Force restart of unhealthy node
Right now, there's a "test failover" option, which shuts down the primary and forces an election. However, the option is only available if the cluster is in a healthy state.
If, for whatever reason, the cluster is unhealthy, it's impossible to manually restart the primary. It should be possible to force an election in an unhealthy state. Often, this is all that is required to get back into a healthy state (e.g. if the primary is in a CPU burning loop that was caused by an unexpected write pattern that has stopped.)
-
Jon Sapyta commented
We also have this issue, where if the primary gets loaded, scaling doesn't have capacity to scale, and it just gets stuck, and you have to call support while your application is effectively down or struggling. We've just scaled up our instances to overcome this, but it's a massive waste of resource to keep them scaled up so much because scaling can't respond under load and isn't configurable. We've started to look at other DB solutions with more effective scaling.
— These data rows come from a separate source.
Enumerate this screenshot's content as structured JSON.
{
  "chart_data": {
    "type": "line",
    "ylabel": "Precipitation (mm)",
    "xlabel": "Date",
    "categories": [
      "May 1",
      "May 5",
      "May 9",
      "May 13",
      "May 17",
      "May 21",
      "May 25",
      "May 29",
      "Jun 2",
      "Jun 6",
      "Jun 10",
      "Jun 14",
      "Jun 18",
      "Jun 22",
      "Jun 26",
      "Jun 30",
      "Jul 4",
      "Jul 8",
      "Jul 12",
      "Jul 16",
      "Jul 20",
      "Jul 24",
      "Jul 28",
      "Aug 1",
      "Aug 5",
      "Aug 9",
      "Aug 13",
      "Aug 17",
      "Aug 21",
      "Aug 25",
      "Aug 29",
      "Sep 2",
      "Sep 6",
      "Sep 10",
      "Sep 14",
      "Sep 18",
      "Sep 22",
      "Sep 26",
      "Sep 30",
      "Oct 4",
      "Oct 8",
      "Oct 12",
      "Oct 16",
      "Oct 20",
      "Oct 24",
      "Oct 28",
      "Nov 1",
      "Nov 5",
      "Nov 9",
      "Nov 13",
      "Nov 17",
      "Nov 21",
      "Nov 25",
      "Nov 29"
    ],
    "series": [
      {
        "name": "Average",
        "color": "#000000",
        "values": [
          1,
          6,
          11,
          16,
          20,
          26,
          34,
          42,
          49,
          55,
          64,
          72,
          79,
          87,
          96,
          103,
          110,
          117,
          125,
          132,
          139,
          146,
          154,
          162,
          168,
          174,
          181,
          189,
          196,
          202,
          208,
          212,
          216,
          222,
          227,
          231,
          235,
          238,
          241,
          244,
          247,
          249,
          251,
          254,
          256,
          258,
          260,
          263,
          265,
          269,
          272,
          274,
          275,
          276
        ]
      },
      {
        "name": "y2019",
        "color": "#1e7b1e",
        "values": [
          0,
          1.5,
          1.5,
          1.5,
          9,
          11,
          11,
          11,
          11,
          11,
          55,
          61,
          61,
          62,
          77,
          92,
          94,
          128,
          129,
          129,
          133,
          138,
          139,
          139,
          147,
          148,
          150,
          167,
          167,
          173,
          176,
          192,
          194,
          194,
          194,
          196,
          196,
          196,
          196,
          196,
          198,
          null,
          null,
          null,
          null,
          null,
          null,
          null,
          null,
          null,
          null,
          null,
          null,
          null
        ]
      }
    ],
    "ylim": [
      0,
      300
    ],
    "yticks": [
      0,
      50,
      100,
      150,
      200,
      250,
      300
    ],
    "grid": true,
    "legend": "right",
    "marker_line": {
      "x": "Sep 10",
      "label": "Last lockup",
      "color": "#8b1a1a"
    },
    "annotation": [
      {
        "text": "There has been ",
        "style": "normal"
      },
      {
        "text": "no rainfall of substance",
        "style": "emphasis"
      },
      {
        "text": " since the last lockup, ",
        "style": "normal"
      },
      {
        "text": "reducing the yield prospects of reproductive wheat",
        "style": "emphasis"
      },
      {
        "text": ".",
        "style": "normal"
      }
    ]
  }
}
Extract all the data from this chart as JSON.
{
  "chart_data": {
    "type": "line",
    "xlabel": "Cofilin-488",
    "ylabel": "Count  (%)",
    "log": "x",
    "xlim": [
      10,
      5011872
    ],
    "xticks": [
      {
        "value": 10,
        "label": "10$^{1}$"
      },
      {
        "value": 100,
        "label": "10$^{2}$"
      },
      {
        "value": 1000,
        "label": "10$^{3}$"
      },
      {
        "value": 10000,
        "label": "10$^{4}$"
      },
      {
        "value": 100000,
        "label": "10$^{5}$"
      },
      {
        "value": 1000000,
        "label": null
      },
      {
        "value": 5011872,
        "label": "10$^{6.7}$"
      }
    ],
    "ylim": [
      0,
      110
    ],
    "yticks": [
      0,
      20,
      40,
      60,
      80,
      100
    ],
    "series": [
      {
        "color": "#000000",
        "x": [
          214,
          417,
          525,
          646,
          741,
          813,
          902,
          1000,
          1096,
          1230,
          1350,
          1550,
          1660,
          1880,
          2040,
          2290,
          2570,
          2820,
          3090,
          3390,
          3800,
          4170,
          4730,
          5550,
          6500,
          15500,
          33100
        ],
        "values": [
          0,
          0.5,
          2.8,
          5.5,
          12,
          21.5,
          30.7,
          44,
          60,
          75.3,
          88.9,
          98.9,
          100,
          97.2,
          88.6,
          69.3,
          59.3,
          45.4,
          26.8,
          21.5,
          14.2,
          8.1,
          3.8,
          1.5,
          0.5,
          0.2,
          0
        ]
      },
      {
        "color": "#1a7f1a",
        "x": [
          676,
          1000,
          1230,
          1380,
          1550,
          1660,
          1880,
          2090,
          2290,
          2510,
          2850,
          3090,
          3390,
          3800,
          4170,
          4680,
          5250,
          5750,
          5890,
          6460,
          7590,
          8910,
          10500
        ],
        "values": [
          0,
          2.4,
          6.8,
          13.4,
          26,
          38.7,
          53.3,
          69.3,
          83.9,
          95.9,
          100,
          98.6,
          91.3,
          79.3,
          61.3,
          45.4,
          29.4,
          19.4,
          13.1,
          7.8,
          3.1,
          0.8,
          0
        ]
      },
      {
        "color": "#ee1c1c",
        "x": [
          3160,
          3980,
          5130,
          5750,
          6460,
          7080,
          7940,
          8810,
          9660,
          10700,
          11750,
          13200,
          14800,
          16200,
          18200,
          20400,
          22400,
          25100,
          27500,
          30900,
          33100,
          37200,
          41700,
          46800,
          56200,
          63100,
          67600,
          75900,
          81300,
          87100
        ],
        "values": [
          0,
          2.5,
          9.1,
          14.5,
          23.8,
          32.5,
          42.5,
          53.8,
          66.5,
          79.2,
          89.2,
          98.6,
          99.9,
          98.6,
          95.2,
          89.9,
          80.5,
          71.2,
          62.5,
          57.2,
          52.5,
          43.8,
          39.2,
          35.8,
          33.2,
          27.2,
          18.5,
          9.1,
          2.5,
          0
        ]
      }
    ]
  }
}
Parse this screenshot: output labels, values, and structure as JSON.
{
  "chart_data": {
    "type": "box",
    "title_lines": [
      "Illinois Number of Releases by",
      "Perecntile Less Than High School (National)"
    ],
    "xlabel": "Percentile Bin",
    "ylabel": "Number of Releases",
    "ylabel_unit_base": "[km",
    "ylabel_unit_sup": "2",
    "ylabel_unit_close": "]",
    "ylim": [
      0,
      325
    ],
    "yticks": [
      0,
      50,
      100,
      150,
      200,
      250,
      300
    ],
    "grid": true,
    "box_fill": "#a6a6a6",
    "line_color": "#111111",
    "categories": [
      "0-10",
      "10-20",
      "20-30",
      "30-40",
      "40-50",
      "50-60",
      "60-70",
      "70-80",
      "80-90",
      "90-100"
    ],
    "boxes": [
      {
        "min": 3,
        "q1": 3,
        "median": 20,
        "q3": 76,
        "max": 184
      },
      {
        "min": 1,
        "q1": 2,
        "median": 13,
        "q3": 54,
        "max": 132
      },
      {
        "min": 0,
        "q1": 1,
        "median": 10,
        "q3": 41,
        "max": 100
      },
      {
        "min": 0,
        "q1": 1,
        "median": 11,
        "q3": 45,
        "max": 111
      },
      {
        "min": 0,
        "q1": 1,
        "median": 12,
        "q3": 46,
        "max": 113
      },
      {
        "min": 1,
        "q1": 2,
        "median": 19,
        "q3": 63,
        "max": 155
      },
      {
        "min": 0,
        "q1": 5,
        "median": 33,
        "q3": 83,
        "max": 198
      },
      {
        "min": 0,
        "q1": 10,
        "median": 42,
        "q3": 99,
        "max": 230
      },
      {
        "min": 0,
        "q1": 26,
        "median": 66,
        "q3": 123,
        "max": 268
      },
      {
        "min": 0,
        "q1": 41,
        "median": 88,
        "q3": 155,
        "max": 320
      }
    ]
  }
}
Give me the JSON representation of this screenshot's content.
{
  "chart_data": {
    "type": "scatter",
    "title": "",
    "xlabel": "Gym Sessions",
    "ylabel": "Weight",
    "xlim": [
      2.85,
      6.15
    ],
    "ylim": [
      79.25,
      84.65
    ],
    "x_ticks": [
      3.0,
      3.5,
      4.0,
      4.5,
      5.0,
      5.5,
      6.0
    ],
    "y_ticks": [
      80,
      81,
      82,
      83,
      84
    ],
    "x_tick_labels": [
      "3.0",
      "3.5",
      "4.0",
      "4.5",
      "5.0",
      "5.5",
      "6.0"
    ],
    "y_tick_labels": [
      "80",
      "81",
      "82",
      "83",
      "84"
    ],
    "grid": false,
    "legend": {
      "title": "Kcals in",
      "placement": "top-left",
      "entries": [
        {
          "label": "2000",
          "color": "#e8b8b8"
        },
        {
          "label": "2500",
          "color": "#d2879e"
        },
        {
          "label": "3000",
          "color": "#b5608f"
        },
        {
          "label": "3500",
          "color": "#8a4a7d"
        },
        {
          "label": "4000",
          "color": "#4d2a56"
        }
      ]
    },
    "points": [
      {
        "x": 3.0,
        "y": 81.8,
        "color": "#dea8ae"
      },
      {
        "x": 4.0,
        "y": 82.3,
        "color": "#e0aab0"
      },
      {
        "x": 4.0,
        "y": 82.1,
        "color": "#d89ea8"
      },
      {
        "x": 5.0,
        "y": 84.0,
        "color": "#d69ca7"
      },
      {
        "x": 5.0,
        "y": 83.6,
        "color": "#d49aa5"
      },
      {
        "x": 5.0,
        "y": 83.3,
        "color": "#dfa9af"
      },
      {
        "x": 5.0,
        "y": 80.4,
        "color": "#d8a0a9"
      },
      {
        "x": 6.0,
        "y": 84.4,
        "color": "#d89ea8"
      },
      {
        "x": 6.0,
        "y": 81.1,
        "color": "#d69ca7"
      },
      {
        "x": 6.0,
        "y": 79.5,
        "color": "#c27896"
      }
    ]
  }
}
It's unbelievable that 'dark mode' for the UI is being worked on, while critical issues with scaling that cause outages are not.
-
Hemang commented
We have faced this issue multiple times when the primary got loaded and tried to upscale the instance its become unresponsive, this time we need to take help from the support team which is again process based task, if we have control to restart the node, it would be faster than what we are facing right now.
-
Jason commented
This is a badly needed feature. The only solution to force an election is to contact Mongo support and wait upwards of 2 hours so that they can force a restart of the process on the unhealthy node. This has happened several times since we've started using this service and it's getting to the point now that we may need to start looking at alternatives because we might lose customers due to a lack of confidence in the system being available.
-
Pedro commented
This is definitely a useful feature that should get implemented. Having to wait for support to take care of restarting a faulty node increases MTTR which could have a huge impact in averting a disaster or at least mitigating it quicker. Please consider implementing this.